Testing: api/test-helpers.ts (createTestDb) spins up Miniflare’s in-memory D1 — the same .batch() semantics as production, no network — so API tests exercise real SQLite.

Migrations

Location: apps/web/drizzle/, with the journal in drizzle/meta/_journal.json (drizzle-kit, sqlite dialect). Files are NNNN_slug.sql, strictly sequential. The latest at time of writing is 0042.
Generate: pnpm db:generate (drizzle-kit) after editing schema.ts.
Apply locally: pnpm db:migrate (against the Miniflare SQLite file). Fresh worktrees have an empty local D1 — run this before the e2e suite or global-setup fails with “no such table”.
Apply to production: cd apps/web && pnpm db:migrate:remote.
Destructive drops are acceptable pre-release — there is no production data to preserve at these migration points, so table rebuilds and wholesale DELETEs are used freely.

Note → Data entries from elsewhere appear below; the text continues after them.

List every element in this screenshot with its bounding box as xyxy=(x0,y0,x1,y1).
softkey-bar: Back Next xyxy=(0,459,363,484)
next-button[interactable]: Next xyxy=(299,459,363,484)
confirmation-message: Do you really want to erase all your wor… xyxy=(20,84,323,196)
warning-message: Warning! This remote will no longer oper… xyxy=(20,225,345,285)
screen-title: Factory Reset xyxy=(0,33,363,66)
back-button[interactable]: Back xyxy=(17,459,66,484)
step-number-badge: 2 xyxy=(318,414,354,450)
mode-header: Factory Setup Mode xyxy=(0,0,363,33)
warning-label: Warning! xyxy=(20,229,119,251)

Recent migrations worth knowing:

#	What it did
0040	Dropped `photos.visibility` — access is entirely via `photo_circles`.
0041	Wiped all recognition state (`person_pools`, `person_embeddings`, `person_centroids`, `personal_negative_stores`) for the embedder swap to `uniface-w600k-mbf-1` — old vectors live in an incompatible space.
0042	Rebuilt `person_embeddings` with `photo_id NOT NULL` (no FK — the untag deletion key) and cleared `person_pools`.

Interim production caveat. GitHub Actions minutes are exhausted, so the migrate-prod CI job does not run, but Cloudflare still deploys code. Merging a migration therefore deploys code against a stale production schema until someone runs cd apps/web && pnpm db:migrate:remote by hand. Until Actions return, treat every merged migration as needing that manual step immediately after deploy, and verify with wrangler d1 migrations list brightblur --remote --env production.